I was reading Lifehacker Friday during lunch and saw a story about DataMasher.org. DataMasher seems like a good idea: simplify data from various government reports, split it up by state, let users specify a relationship (i.e. alcohol consumption / average temperature), and drop the results onto a choropleth map. I actually like the site, the choropleth maps are very nicely done and there are some fun data sets that I might normally be too lazy to dig up. I'm also a big fan of things that are free.
The problem with the site is that it allows you to save these "mash-ups" and you can see just how poorly most people understand statistical measures. Apparently after miles-per-gallon swept the Statistical Measurement Awards back in 1920, people decided that the best way to find the statistical relationship between any two variables is to divide one by the other. Always. The result is a bunch of super informative "mash-ups" like, oh, # of Deaths Due to Motor Vehicle Accidents per 100k divided by Alcohol Consumption/ Binge Drinkers.
Motor accidents divided by binge drinkers displayed by state. Hmm. What is this supposed to tell me? That drunk drivers in Tennessee are that much more effective killing machines than the ones here in Washington? That people in Utah drink less? No, it can't tell you anything, and every single mash up on the site is like this! People chose two variables that are strongly correlated, divided one by the other, and created a completely useless metric.
It would be like creating a map that shows number of human eyeballs per state divided by number of humans per state. In a perfect world, states would start with a value of 2 in the very center of the country but approach 1 the closer they got to the ocean due to the increasing number of pirates. In reality though, every state will have a value of almost exactly 2 and my map will be an uninformative, one-color piece of suck.
There are extremely few useful charts in the world, and almost all of them are a minor variation on bar/column charts, line charts, and scatter plots. This isn't a rule or anything, but it's a good starting point: when comparing between different categories use bar/column charts, when comparing over time use line charts, and when comparing two variables use a scatter plot.
Scatterplots are perfect for almost all of the data sets people combined on DataMasher.org. The only trouble is that 50 states is a lot of points and you can't label XY points in excel so you're out of luck if you want people to know which states are which. The solution?
By far my favorite, favorite, favorite add on for Excel is, well, Sparklines, but a close second would be John Walkenbach's Chart Tools or, alternately, the XY Chart Labeler add in. Labeling points in an XY chart is awesome. If you haven't tried it, you don't know what you're missing. You can use it to label points, create a fake scale on an axis... well, I'm sure there are a lot of other great things, but those are the only two I can think of right now.
The great thing about using this for states is that you can reduce the state down to the postal abbreviation, center the data label, and then delete the point marker. This cleans up the chart quite a bit and is similar to the idea behind a stem-and-leaf plot: using the values as the visual element of the chart.
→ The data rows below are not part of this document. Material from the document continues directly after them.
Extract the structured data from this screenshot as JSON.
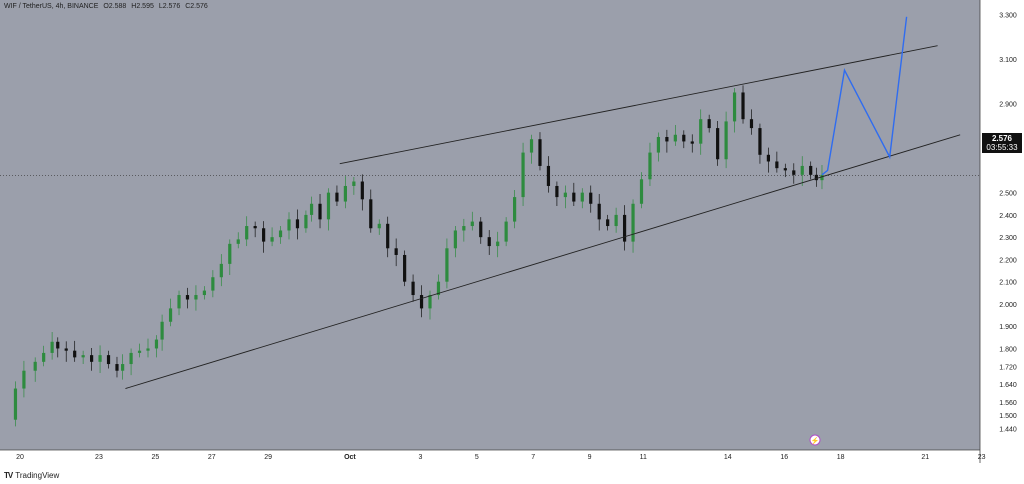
{
  "header": {
    "symbol": "WIF / TetherUS, 4h, BINANCE",
    "open": "O2.588",
    "high": "H2.595",
    "low": "L2.576",
    "close": "C2.576"
  },
  "last_price": {
    "price": "2.576",
    "countdown": "03:55:33"
  },
  "branding": {
    "logo_text": "TradingView",
    "logo_icon": "tradingview-logo-icon"
  },
  "colors": {
    "background": "#9b9fab",
    "bull": "#2e8b3f",
    "bear": "#111111",
    "trendline": "#222222",
    "projection": "#2f6cf0",
    "tag_bg": "#111111"
  },
  "chart_data": {
    "type": "candlestick",
    "title": "WIF / TetherUS, 4h, BINANCE",
    "x_tick_labels": [
      "20",
      "23",
      "25",
      "27",
      "29",
      "Oct",
      "3",
      "5",
      "7",
      "9",
      "11",
      "14",
      "16",
      "18",
      "21",
      "23"
    ],
    "y_tick_labels": [
      "3.300",
      "3.100",
      "2.900",
      "2.700",
      "2.500",
      "2.400",
      "2.300",
      "2.200",
      "2.100",
      "2.000",
      "1.900",
      "1.800",
      "1.720",
      "1.640",
      "1.560",
      "1.500",
      "1.440"
    ],
    "ylim": [
      1.4,
      3.3
    ],
    "xlim": [
      0,
      34.2
    ],
    "grid": false,
    "current_price": 2.576,
    "close_path": [
      [
        0.0,
        1.48
      ],
      [
        0.3,
        1.62
      ],
      [
        0.6,
        1.7
      ],
      [
        1.0,
        1.74
      ],
      [
        1.3,
        1.78
      ],
      [
        1.6,
        1.83
      ],
      [
        1.8,
        1.8
      ],
      [
        2.1,
        1.79
      ],
      [
        2.4,
        1.76
      ],
      [
        2.7,
        1.77
      ],
      [
        3.0,
        1.74
      ],
      [
        3.3,
        1.77
      ],
      [
        3.6,
        1.73
      ],
      [
        3.9,
        1.7
      ],
      [
        4.1,
        1.73
      ],
      [
        4.4,
        1.78
      ],
      [
        4.7,
        1.79
      ],
      [
        5.0,
        1.8
      ],
      [
        5.3,
        1.84
      ],
      [
        5.5,
        1.92
      ],
      [
        5.8,
        1.98
      ],
      [
        6.1,
        2.04
      ],
      [
        6.4,
        2.02
      ],
      [
        6.7,
        2.04
      ],
      [
        7.0,
        2.06
      ],
      [
        7.3,
        2.12
      ],
      [
        7.6,
        2.18
      ],
      [
        7.9,
        2.27
      ],
      [
        8.2,
        2.29
      ],
      [
        8.5,
        2.35
      ],
      [
        8.8,
        2.34
      ],
      [
        9.1,
        2.28
      ],
      [
        9.4,
        2.3
      ],
      [
        9.7,
        2.33
      ],
      [
        10.0,
        2.38
      ],
      [
        10.3,
        2.34
      ],
      [
        10.6,
        2.4
      ],
      [
        10.8,
        2.45
      ],
      [
        11.1,
        2.38
      ],
      [
        11.4,
        2.5
      ],
      [
        11.7,
        2.46
      ],
      [
        12.0,
        2.53
      ],
      [
        12.3,
        2.55
      ],
      [
        12.6,
        2.47
      ],
      [
        12.9,
        2.34
      ],
      [
        13.2,
        2.36
      ],
      [
        13.5,
        2.25
      ],
      [
        13.8,
        2.22
      ],
      [
        14.1,
        2.1
      ],
      [
        14.4,
        2.04
      ],
      [
        14.7,
        1.98
      ],
      [
        15.0,
        2.04
      ],
      [
        15.3,
        2.1
      ],
      [
        15.6,
        2.25
      ],
      [
        15.9,
        2.33
      ],
      [
        16.2,
        2.35
      ],
      [
        16.5,
        2.37
      ],
      [
        16.8,
        2.3
      ],
      [
        17.1,
        2.26
      ],
      [
        17.4,
        2.28
      ],
      [
        17.7,
        2.37
      ],
      [
        18.0,
        2.48
      ],
      [
        18.3,
        2.68
      ],
      [
        18.6,
        2.74
      ],
      [
        18.9,
        2.62
      ],
      [
        19.2,
        2.53
      ],
      [
        19.5,
        2.48
      ],
      [
        19.8,
        2.5
      ],
      [
        20.1,
        2.46
      ],
      [
        20.4,
        2.5
      ],
      [
        20.7,
        2.45
      ],
      [
        21.0,
        2.38
      ],
      [
        21.3,
        2.35
      ],
      [
        21.6,
        2.4
      ],
      [
        21.9,
        2.28
      ],
      [
        22.2,
        2.45
      ],
      [
        22.5,
        2.56
      ],
      [
        22.8,
        2.68
      ],
      [
        23.1,
        2.75
      ],
      [
        23.4,
        2.73
      ],
      [
        23.7,
        2.76
      ],
      [
        24.0,
        2.73
      ],
      [
        24.3,
        2.72
      ],
      [
        24.6,
        2.83
      ],
      [
        24.9,
        2.79
      ],
      [
        25.2,
        2.65
      ],
      [
        25.5,
        2.82
      ],
      [
        25.8,
        2.95
      ],
      [
        26.1,
        2.83
      ],
      [
        26.4,
        2.79
      ],
      [
        26.7,
        2.67
      ],
      [
        27.0,
        2.64
      ],
      [
        27.3,
        2.61
      ],
      [
        27.6,
        2.6
      ],
      [
        27.9,
        2.58
      ],
      [
        28.2,
        2.62
      ],
      [
        28.5,
        2.58
      ],
      [
        28.7,
        2.556
      ],
      [
        28.9,
        2.58
      ]
    ],
    "trendlines": [
      {
        "role": "upper",
        "points": [
          [
            11.8,
            2.63
          ],
          [
            33.0,
            3.16
          ]
        ]
      },
      {
        "role": "lower",
        "points": [
          [
            4.2,
            1.62
          ],
          [
            33.8,
            2.76
          ]
        ]
      }
    ],
    "projection": [
      [
        28.9,
        2.58
      ],
      [
        29.1,
        2.6
      ],
      [
        29.7,
        3.05
      ],
      [
        31.3,
        2.66
      ],
      [
        31.9,
        3.29
      ]
    ]
  }
}
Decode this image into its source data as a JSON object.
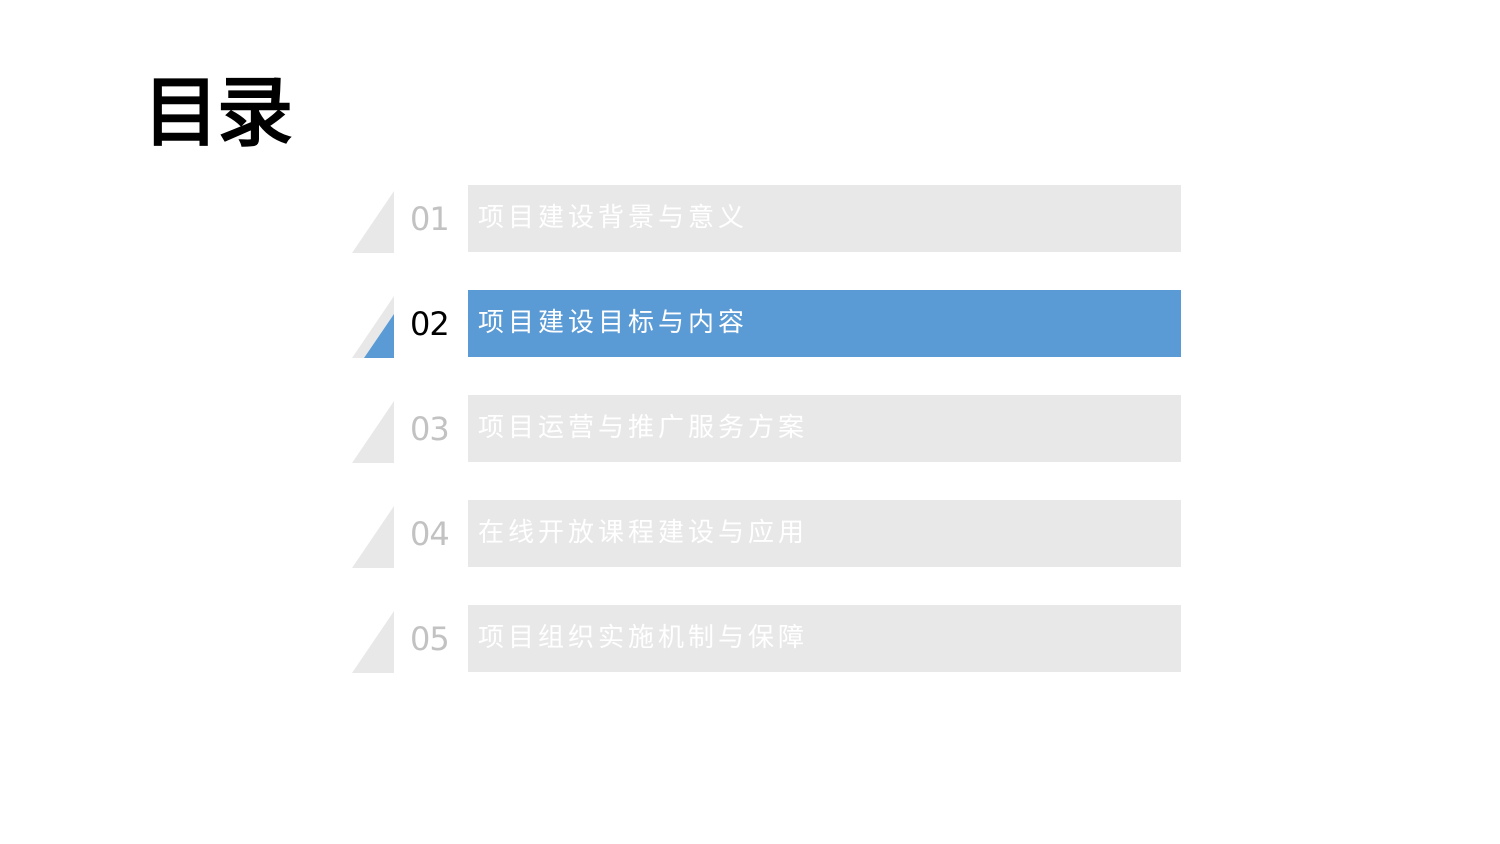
{
  "title": "目录",
  "colors": {
    "inactive_bar": "#e8e8e8",
    "active_bar": "#5b9bd5",
    "inactive_number": "#c2c2c2",
    "active_number": "#000000",
    "label_text": "#ffffff"
  },
  "items": [
    {
      "number": "01",
      "label": "项目建设背景与意义",
      "active": false
    },
    {
      "number": "02",
      "label": "项目建设目标与内容",
      "active": true
    },
    {
      "number": "03",
      "label": "项目运营与推广服务方案",
      "active": false
    },
    {
      "number": "04",
      "label": "在线开放课程建设与应用",
      "active": false
    },
    {
      "number": "05",
      "label": "项目组织实施机制与保障",
      "active": false
    }
  ]
}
To add the data labels, first you need to install one of the chart utilities I mentioned above. This example will use JWalk Chart Tools. First, I like to make my points invisible, but you can do this in either order. Double click on the points, go to the Patterns tab, and set both lines and points to 'None'.
After you hit okay, you'll have some invisible points. If you ever lose these and want to edit them again, just use the arrow keys to move around the different chart elements and you'll eventually find them. After that, hit Shift+F10 and the right-click menu for that object will pop up. I use this more often for axes that I've deleted and want to rescale.
After you right click on the points, select JWalk Chart Tools from the bottom of the menu. Select the Data Labels tab, choose the series you want to label from the list, and then drag the selection over the range of state postal code abbreviations. Leave the box checked for Create Links to Label Cells.
Now you'll want to double click the data labels and center them so they aren't off to the right of your actual points. You'll likely end up with a few points majorly overlapping. The main point of a scatter plot is to show relationships, not exact values, so don't be afraid to jiggle the data to make it legible. People are probably going to be more interested in the trend line than the individual points in any event. Scatterplots always need trendlines. You can add this by right clicking on your points and selecting Add Trendline.
That was a nice looking chart. I'm still figuring out this whole blogging thing. The default image hosting in Blogger is giving me fits.
One thing I didn't mention in all of this is that the original data I pulled from DataMasher.org only had full state names not the postal abbreviations. I'd like to think I know all of the postal codes, but I send maybe 5 letters in an entire year and all of those go to the same 3 states. And even if I did remember them all correctly, it's a pain typing out 50 postal codes. That's probably over 100 letters!
So, I wrote my own Excel formula that exchanges state names with postal abbreviations and vice versa. That post will be later this week.